In the absence of intracranial bleeding, other serious causes that should be ruled out include reversible cerebral vasoconstriction syndrome, cerebral venous sinus thrombosis, cervical arterial dissection, meningitis, encephalitis, and spontaneous intracranial hypotension.

Giant Cell Arteritis

Giant cell arteritis is a serious multisystem disease that frequently affects the temporal artery or branches of the carotid arteries but may also be present in the aorta and its major branches.6-8 Giant cell arteritis occurs in individuals >50 years old and the incidence increases with age.

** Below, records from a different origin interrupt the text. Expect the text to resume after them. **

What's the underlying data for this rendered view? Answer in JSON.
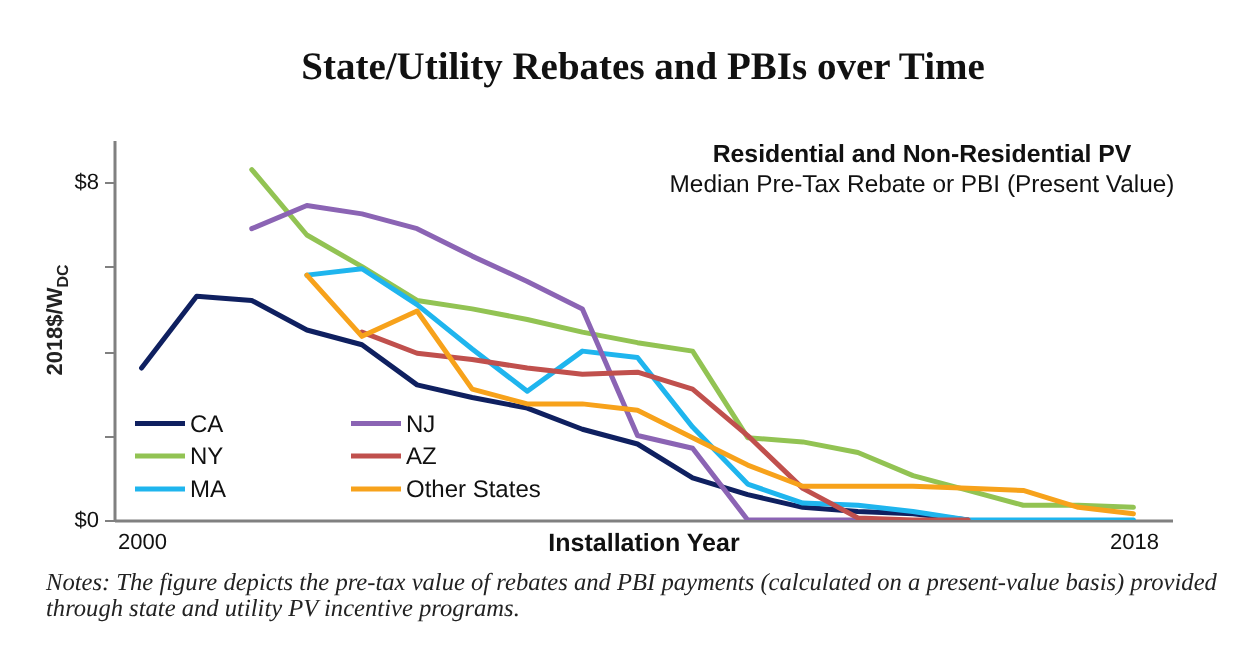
{
  "chart_data": {
    "type": "line",
    "title": "State/Utility Rebates and PBIs over Time",
    "xlabel": "Installation Year",
    "ylabel": "2018$/W$_{DC}$",
    "annotations": [
      "Residential and Non-Residential PV",
      "Median Pre-Tax Rebate or PBI (Present Value)",
      "Notes: The figure depicts the pre-tax value of rebates and PBI payments (calculated on a present-value basis) provided through state and utility PV incentive programs."
    ],
    "x": [
      2000,
      2001,
      2002,
      2003,
      2004,
      2005,
      2006,
      2007,
      2008,
      2009,
      2010,
      2011,
      2012,
      2013,
      2014,
      2015,
      2016,
      2017,
      2018
    ],
    "series": [
      {
        "name": "CA",
        "color": "#0f2060",
        "values": [
          3.6,
          5.3,
          5.2,
          4.5,
          4.15,
          3.2,
          2.9,
          2.65,
          2.15,
          1.8,
          1.0,
          0.6,
          0.3,
          0.2,
          0.15,
          0,
          null,
          null,
          null
        ]
      },
      {
        "name": "NY",
        "color": "#92c353",
        "values": [
          null,
          null,
          8.3,
          6.75,
          6.0,
          5.2,
          5.0,
          4.75,
          4.45,
          4.2,
          4.0,
          1.95,
          1.85,
          1.6,
          1.05,
          0.7,
          0.35,
          0.35,
          0.3
        ]
      },
      {
        "name": "MA",
        "color": "#1fb5ee",
        "values": [
          null,
          null,
          null,
          5.8,
          5.95,
          5.1,
          4.05,
          3.05,
          4.0,
          3.85,
          2.2,
          0.85,
          0.4,
          0.35,
          0.2,
          0,
          0,
          0,
          0
        ]
      },
      {
        "name": "NJ",
        "color": "#8b64b4",
        "values": [
          null,
          null,
          6.9,
          7.45,
          7.25,
          6.9,
          6.25,
          5.65,
          5.0,
          2.0,
          1.7,
          0,
          0,
          0,
          null,
          null,
          null,
          null,
          null
        ]
      },
      {
        "name": "AZ",
        "color": "#c0504d",
        "values": [
          null,
          null,
          null,
          null,
          4.45,
          3.95,
          3.8,
          3.6,
          3.45,
          3.5,
          3.1,
          2.0,
          0.75,
          0.05,
          0,
          0,
          null,
          null,
          null
        ]
      },
      {
        "name": "Other States",
        "color": "#f7a21b",
        "values": [
          null,
          null,
          null,
          5.8,
          4.35,
          4.95,
          3.1,
          2.75,
          2.75,
          2.6,
          1.95,
          1.3,
          0.8,
          0.8,
          0.8,
          0.75,
          0.7,
          0.3,
          0.15
        ]
      }
    ],
    "xlim": [
      1999.5,
      2018.7
    ],
    "xticks": [
      2000,
      2018
    ],
    "ylim": [
      0,
      9
    ],
    "yticks": [
      {
        "value": 0,
        "label": "$0"
      },
      {
        "value": 2,
        "label": null
      },
      {
        "value": 4,
        "label": null
      },
      {
        "value": 6,
        "label": null
      },
      {
        "value": 8,
        "label": "$8"
      }
    ],
    "grid": false,
    "legend": "bottom left",
    "marker": "none",
    "line_style": "solid"
  }
}
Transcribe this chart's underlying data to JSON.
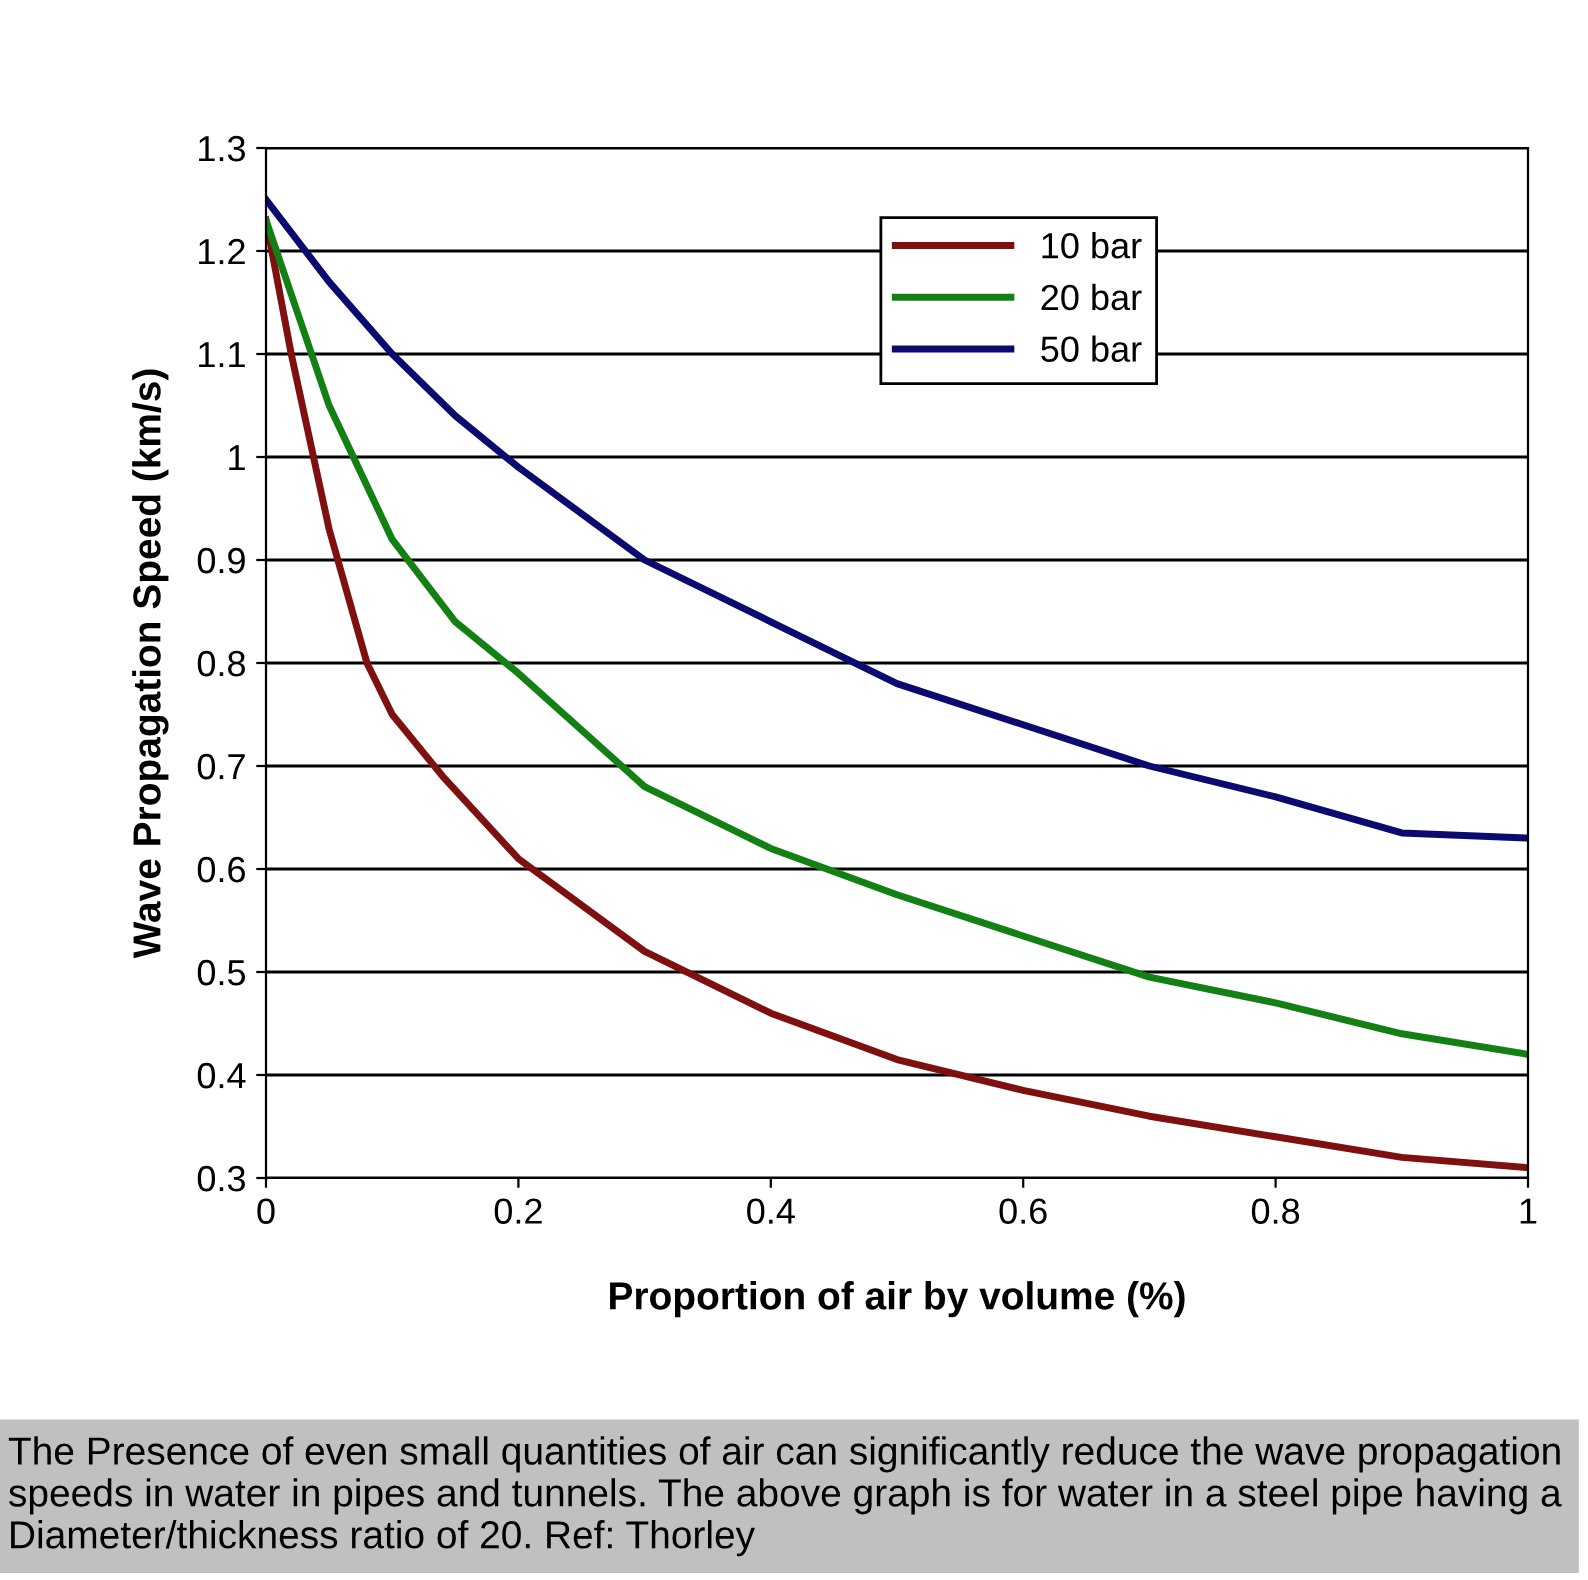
{
  "chart_data": {
    "type": "line",
    "xlabel": "Proportion of air by volume (%)",
    "ylabel": "Wave Propagation Speed (km/s)",
    "series": [
      {
        "name": "10 bar",
        "color": "#7f1010",
        "x": [
          0,
          0.02,
          0.05,
          0.08,
          0.1,
          0.14,
          0.2,
          0.3,
          0.4,
          0.5,
          0.6,
          0.7,
          0.8,
          0.9,
          1
        ],
        "values": [
          1.23,
          1.1,
          0.93,
          0.8,
          0.75,
          0.69,
          0.61,
          0.52,
          0.46,
          0.415,
          0.385,
          0.36,
          0.34,
          0.32,
          0.31
        ]
      },
      {
        "name": "20 bar",
        "color": "#138013",
        "x": [
          0,
          0.05,
          0.1,
          0.15,
          0.2,
          0.3,
          0.4,
          0.5,
          0.6,
          0.7,
          0.8,
          0.9,
          1
        ],
        "values": [
          1.23,
          1.05,
          0.92,
          0.84,
          0.79,
          0.68,
          0.62,
          0.575,
          0.535,
          0.495,
          0.47,
          0.44,
          0.42
        ]
      },
      {
        "name": "50 bar",
        "color": "#0a0a70",
        "x": [
          0,
          0.05,
          0.1,
          0.15,
          0.2,
          0.3,
          0.4,
          0.5,
          0.6,
          0.7,
          0.8,
          0.9,
          1
        ],
        "values": [
          1.25,
          1.17,
          1.1,
          1.04,
          0.99,
          0.9,
          0.84,
          0.78,
          0.74,
          0.7,
          0.67,
          0.635,
          0.63
        ]
      }
    ],
    "xlim": [
      0,
      1
    ],
    "xticks": [
      0,
      0.2,
      0.4,
      0.6,
      0.8,
      1
    ],
    "ylim": [
      0.3,
      1.3
    ],
    "yticks": [
      0.3,
      0.4,
      0.5,
      0.6,
      0.7,
      0.8,
      0.9,
      1,
      1.1,
      1.2,
      1.3
    ],
    "grid": "y",
    "legend": "top right",
    "marker": "none",
    "line_style": "solid",
    "annotations": [
      "The Presence of even small quantities of air can significantly reduce the wave propagation speeds in water in pipes and tunnels. The above graph is for water in a steel pipe having a Diameter/thickness ratio of 20. Ref: Thorley"
    ]
  }
}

Widespread headache (cranial arteritis) is a frequent first sign. Other symptoms include visual impairment and peripheral neuropathy. The disease may be silent in some patients. Diagnosis can only be confirmed by a positive temporal artery biopsy that shows vasculitis with mononuclear cell inflammatory infiltrates.7 Color duplex ultrasonography of the temporal arteries and fluorodeoxyglucose-positron emission tomography with total body contrast-enhanced CT are useful tools for non-invasive diagnosis of giant cell arteritis.6

Giant cell arteritis can be treated effectively with glucocorticoids at 40 to 60 mg/day. The addition of 100 mg/day of aspirin has been shown to significantly prevent stroke and vision loss.8

References

  1. Starling AJ. Diagnosis and management of headache in older adults. Mayo Clin Proc. 2018;93:252-262.
  2. Ruiz M, Pedraza MI, de la Cruz C, et al. Headache in the elderly: characteristics in a series of 262 patients. Neurologia. 2014;29:321-326.
  3. Bravo TP. Headaches of the elderly. Curr Neurol Neurosci Rep. 2015;15:30.
  4. Fisher CM. Late-life migraine accompaniments—further experience. Stroke. 1986;17:1033-1042.
  5. Holle D, Naegel S, Obermann M. Hypnic headache. Cephalalgia. 2013;33:1349-1357.
  6. Manzo C. Widespread headache as the first clinical manifestation of giant cell arteritis in patients affected by polymyalgia rheumatica. Reumatologia. 2016;54:236-238.
  7. Nesher G. The diagnosis and classification of giant cell arteritis. J Autoimmun. 2014;48-49:73-75.
  8. Nesher G, Burkun Y, Mates M, Baras M, Rubinow A, Sonnenblick MH. Low‐dose aspirin and prevention of cranial ischemic complications in giant cell arteritis. Arthritis Rheum. 2004;50:1332-1337.